Since that symbolic event, even the little hair I lose when I wash it is a blistering reminder of facing death.  My legs get weak, a chill runs through my body, and my belly turns upside down.

As I turned the water off, I grabbed my towel quickly to keep away the chill.  I dried myself a little, and wrapped myself again before opening the shower door.

Stepping out, I rested against the wall by the shower to help regain some energy.  I continued to avoid the reflection in the mirrors ahead of me.  I wanted my mom to help me dry off, and she always seemed to arrive at the right time.  Imagine at age thirty-five not being able to take care of yourself, becoming dependent once again on your mother.

 

Once I lost most of my hair, I didn’t wash it in the shower any more. I couldn’t bare to see bunches of it laying on the ceramic in the shower.  My sister, Mary or Lisa, would insist on doing it for me.

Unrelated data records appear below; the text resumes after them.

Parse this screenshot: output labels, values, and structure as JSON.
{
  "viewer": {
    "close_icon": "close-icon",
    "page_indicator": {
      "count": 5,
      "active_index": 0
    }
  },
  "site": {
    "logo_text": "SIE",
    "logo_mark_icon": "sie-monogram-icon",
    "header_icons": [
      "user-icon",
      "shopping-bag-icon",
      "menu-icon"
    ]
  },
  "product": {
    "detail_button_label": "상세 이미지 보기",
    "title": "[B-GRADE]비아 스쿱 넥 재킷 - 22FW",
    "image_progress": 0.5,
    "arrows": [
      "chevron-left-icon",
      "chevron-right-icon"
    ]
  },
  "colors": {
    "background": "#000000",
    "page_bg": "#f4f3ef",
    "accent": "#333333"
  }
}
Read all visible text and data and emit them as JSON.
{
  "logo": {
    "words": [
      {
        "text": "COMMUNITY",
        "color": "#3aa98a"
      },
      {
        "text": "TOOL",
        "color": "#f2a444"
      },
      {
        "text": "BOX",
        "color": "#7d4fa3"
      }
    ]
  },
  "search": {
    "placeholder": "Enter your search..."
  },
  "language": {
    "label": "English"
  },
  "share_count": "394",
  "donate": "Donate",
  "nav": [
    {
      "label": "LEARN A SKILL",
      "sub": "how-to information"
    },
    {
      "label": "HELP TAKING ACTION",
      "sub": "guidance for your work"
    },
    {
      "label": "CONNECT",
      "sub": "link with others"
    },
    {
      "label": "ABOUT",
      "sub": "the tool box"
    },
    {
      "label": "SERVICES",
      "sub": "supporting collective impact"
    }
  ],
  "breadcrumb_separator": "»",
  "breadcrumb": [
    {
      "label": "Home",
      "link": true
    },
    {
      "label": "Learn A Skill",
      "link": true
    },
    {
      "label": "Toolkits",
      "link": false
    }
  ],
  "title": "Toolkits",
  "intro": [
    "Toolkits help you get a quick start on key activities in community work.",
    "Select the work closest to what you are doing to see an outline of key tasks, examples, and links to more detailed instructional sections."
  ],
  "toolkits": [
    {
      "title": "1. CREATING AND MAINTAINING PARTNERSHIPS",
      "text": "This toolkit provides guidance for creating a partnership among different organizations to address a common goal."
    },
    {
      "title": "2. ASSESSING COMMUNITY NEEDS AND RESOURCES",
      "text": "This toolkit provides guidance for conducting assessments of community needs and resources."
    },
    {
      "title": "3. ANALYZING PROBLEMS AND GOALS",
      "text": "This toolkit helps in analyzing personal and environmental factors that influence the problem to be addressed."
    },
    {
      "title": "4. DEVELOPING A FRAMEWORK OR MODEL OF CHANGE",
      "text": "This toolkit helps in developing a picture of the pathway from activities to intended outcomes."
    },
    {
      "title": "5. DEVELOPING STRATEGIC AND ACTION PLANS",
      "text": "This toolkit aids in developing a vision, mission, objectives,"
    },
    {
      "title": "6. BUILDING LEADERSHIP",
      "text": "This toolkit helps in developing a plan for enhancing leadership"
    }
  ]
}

“Come, I’ll wash your hair.”  What was left of it was gently washed in the laundry room sink.

“Awh,” I sighed.  Even though they did all the work, I didn’t feel like taking care of my hair.  I didn’t want to see it, so I wore a headkerchief.  The tied fabric around my head kept my hair pressed to my scalp, which made it look worse.  Since I kept it covered all the time, and I hated the damp feeling that left, I would let them wash it.

Looking at myself was intolerable, because I could see what the chemo had done to me and to my long curls.  I became afraid to touch my hair, for fear of losing more.

 

Me and my big mouth!  I recently announced to my family that I just surpassed my highest weight since the operation.  A couple of pounds may seem like a small feat, but they were as happy as I was. 

Although I weigh myself much less now, the following day, I weighed less – under my threshold.  Maybe the manual scale wasn’t well calibrated.  Over a week later, weight seems back up again.  Just goes to show how unimportant the number is.  I feel and look “bigger” since only two-three pounds is noticeable on me.